Terrorist attacks, storm hurt fresh tomato crops

Feb. 24, 2002

EAST MANATEE, Fla. -- Florida agriculture took a double hit when terrorists attacked America on Sept. 11 and tropical storm Gabrielle ravaged Florida's Gulf Coast on Sept. 14.

According to a report published in the Bradenton Herald, tomatoes, the county's top crop, will be delayed two weeks because of Gabrielle's soaking rains, according to Phyllis Gilreath, an extension agent with the University of Florida's Manatee County extension service.

"We should be picking tomatoes now," Gilreath said. "We won't be picking them until November."

Complicating matters were the terrorist attacks of Sept. 11, which precipitated a decline in sales at high-end and casual dining restaurants.

Tom O'Brien of C&D Fruit & Vegetable Co. of East Manatee, told the Herald his company, Incredibly Fresh Wholesale Seafood, usually sells $1 million in produce and seafood to hotels and restaurants in Naples every September. This year, however, his sales were half that.

"No one wanted to go to conventions," O'Brien said. "People are just now starting to come back."

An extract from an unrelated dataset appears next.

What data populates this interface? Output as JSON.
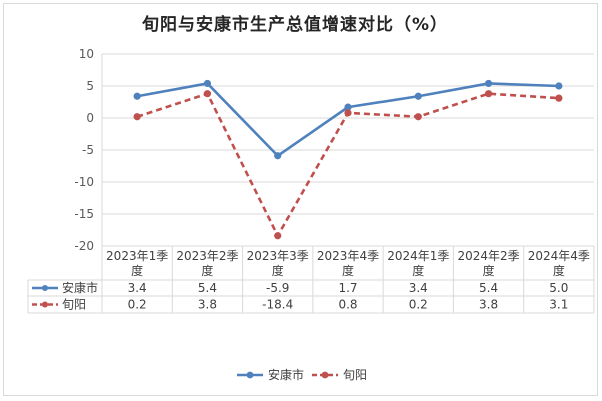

Taylor & Fulton Inc. of Palmetto experienced a "horrible" September, said its president, Jay Taylor.

"We were at the peak of our fall tomato crop in our Virginia operation," Taylor said. "Our largest market is New York City. At one point, we had 80 semi loads of tomatoes (each cargo valued at $15,000) unsold. We couldn't get the trucks in there to deliver. It hit us hard for two weeks."

Taylor & Fulton eventually sold the loads at a loss, Taylor said.

The attacks also hurt West Coast Tomato Company's California operation, said its president, Dan McClure, who is based in Palmetto, Fla.

"It certainly had an affect on the California market," McClure said. "It kept the market depressed. It cost the vegetable industry millions and millions."

The wholesale market price for tomatoes fluctuates from $7 to $9 per 25-pound box, but Sept. 11 caused people to stay home and glued to their TVs rather than bother with food, which requires preparation.

"The price went to, 'Come and get 'em,' " Harllee said. "I heard some tomatoes went for as low as $2 for a 25-pound box. When it gets that low, people dump them."

Manatee County tomato growers estimate Gabrielle dumped six to 14 inches of rain, and said its high winds damaged plants.

"Gabrielle came through during the growing season and severely damaged our crops," Taylor said. "Those plants will never be the same. It was the worst damage from a tropical storm I have ever seen. We won't know what it cost us until the end of the season."

West Coast Tomato's crop was set back two weeks, according to McClure.

"The storm impacted us tremendously," McClure said. "It blew off the plastic over the beds. It broke plants off. It caused tomato stakes to fall over."

Harllee said if Manatee County can get a decent crop into market before too long, it might yet do OK.

"The forecast for November will be a decent market, offset by lower yields," Harllee said. "When supply is down, you can have a better market. We just have to see how far off we (Manatee County) really are."